I spent a formative portion of my childhood in the Chinese restaurant that belonged to my parents’ best friends. Every major occasion, including Sundays dim sum, were spent eating atop the laminated tabletops with the paper Chinese zodiac place mats, the ones with the different animals that told you your personality, your tendencies, and most importantly, which animal you should marry. As my parents discussed Taiwanese politics, news, television shows, and who knows what else, I spent many, many, many hours studying those twelve animals. I am a monkey, which means I am (apparently) inquisitive, intelligent, and prone to playing pranks (?) I always enjoyed the concept, but did question how accurate the personality definitions were, since I went to school with a zillion other monkeys ‘just like me’, and obviously there was a great disparity of intelligence, prank playing, and curiosity.
I’m commemorating this Chinese New Year with a little mouse hat! I think technically it’s the Year of the Rat, buuuuut, rats give me the heebie jeebies, and if Gucci can release Mickey Mouse themed products, then I believe I also have artistic freedom to interpret accordingly.
I used my favorite baby hat yarn, Lion Brand’s Jiffy, and then discovered while typing the pattern up that at some point in the past year it’s been discontinued (insert crying face). This is what happens when you live outside the U.S. for the past 8 years. You can substitute any bulky weight yarn (size 5). I had several colors, but you really just need a body color, ear color, and whisker color. I also used buttons for eyes and nose (approximately 1″ for eyes, 3/4″ for nose), but you can easily crochet them as well.
This pattern makes a hat to fit a baby approximately 6-12 months old. You can easily increase more stitches and add more rounds to make a bigger hat. I’ve written a quick and easy hat pattern (in worsted weight) that you can access in PDF form here, and use it as a basis if you’d like to make more sizes.
Row 1: Using K hook and body yarn, ch4, sl st to form loop. Ch2, 12 dc into loop. Sl st to first ch2 (12 st).
Row 2: Ch2, dc in same st, 2 dc in each ch around, sl st to last st (24 st).
Row 3: Ch2, dc in same st, *1 dc in next st, 2 dc in next st* repeat from * around. Sl st to last st (36 st).
Row 4: Ch2, dc in same st, *1 dc in next 4 st, 2 dc in next st* repeat from * around. Sl st to last st (42 st). (Note: normally you would increase by 1 st each row, so you would *1 dc in next 3 st, 2 dc in next st* etc., but this made a very large hat in this yarn size and I had a limited amount of gray [see above re: discontinued], so I made it slightly smaller.)

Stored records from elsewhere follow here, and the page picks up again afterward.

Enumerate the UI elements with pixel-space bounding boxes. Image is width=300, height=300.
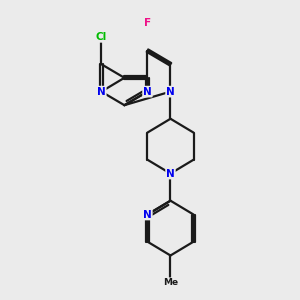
Text: F: F xyxy=(144,18,151,28)
Text: N: N xyxy=(166,169,175,178)
Text: N: N xyxy=(143,87,152,97)
Text: N: N xyxy=(97,87,106,97)
Text: Me: Me xyxy=(163,278,178,287)
Text: Cl: Cl xyxy=(96,32,107,42)
Text: N: N xyxy=(166,87,175,97)
Text: N: N xyxy=(143,209,152,220)
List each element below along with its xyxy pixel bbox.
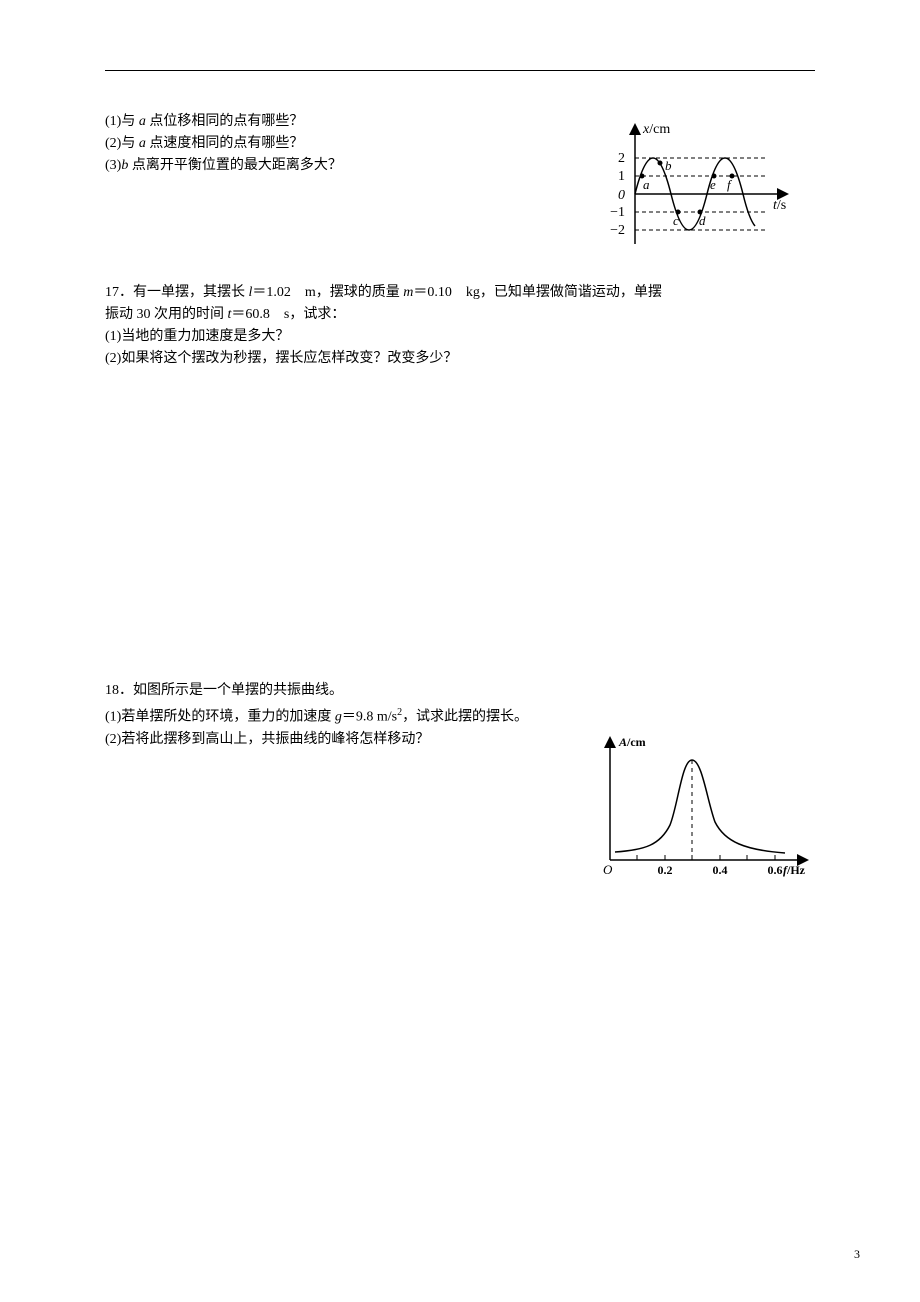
q17-line1: 17．有一单摆，其摆长 l＝1.02 m，摆球的质量 m＝0.10 kg，已知单…: [105, 282, 815, 304]
ytick-n2: −2: [610, 223, 625, 238]
xtick-06: 0.6: [768, 863, 783, 877]
q16-l2-suffix: 点速度相同的点有哪些？: [146, 136, 304, 151]
label-f: f: [727, 177, 733, 192]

Row 5-10: Ch2, dc in same st, 1 dc in each st all the way around. Sl st to last st (42 st).
Row 11-14: Ch1, sc in same st, 1 sc in each st all the way around, sl st to last st. You can switch colors on the last row if desired.
*Note: my dc are 2 chains high. If yours are 3, start with 4 chains
Using ear color, ch 3, 12 dc into first ch. (You can also use magic circle if you want). Sl st to first st (12 dc).
Ch1, 2 hdc into each dc, sl st to first st (24 hdc).
Switch to body color, 1 dc in each st around, sl st to first st (24 dc). Fasten off, leaving long tail of body color to sew to hat. Weave in remaining ends. Repeat for second ear.
Before sewing on the ears, I like to flatten the hat out and position them to have an idea of where to attach them. Then, while I’m sewing, I keep the crease of the hat fold as a guide to nice, even, straight ears.
If you’d prefer to crochet the eyes and nose, you can hdc 8 into a circle for the eyes, and 6 sc into a circle for the nose (to make it slightly smaller than the eyes).
I used a long length of black yarn to sew the whiskers. I like to count the number of stitches the whiskers are long (and high) to keep them somewhat symmetrical on both sides.
Et voila! Your very own adorable mouse hat! Happy Chinese New Year, everyone!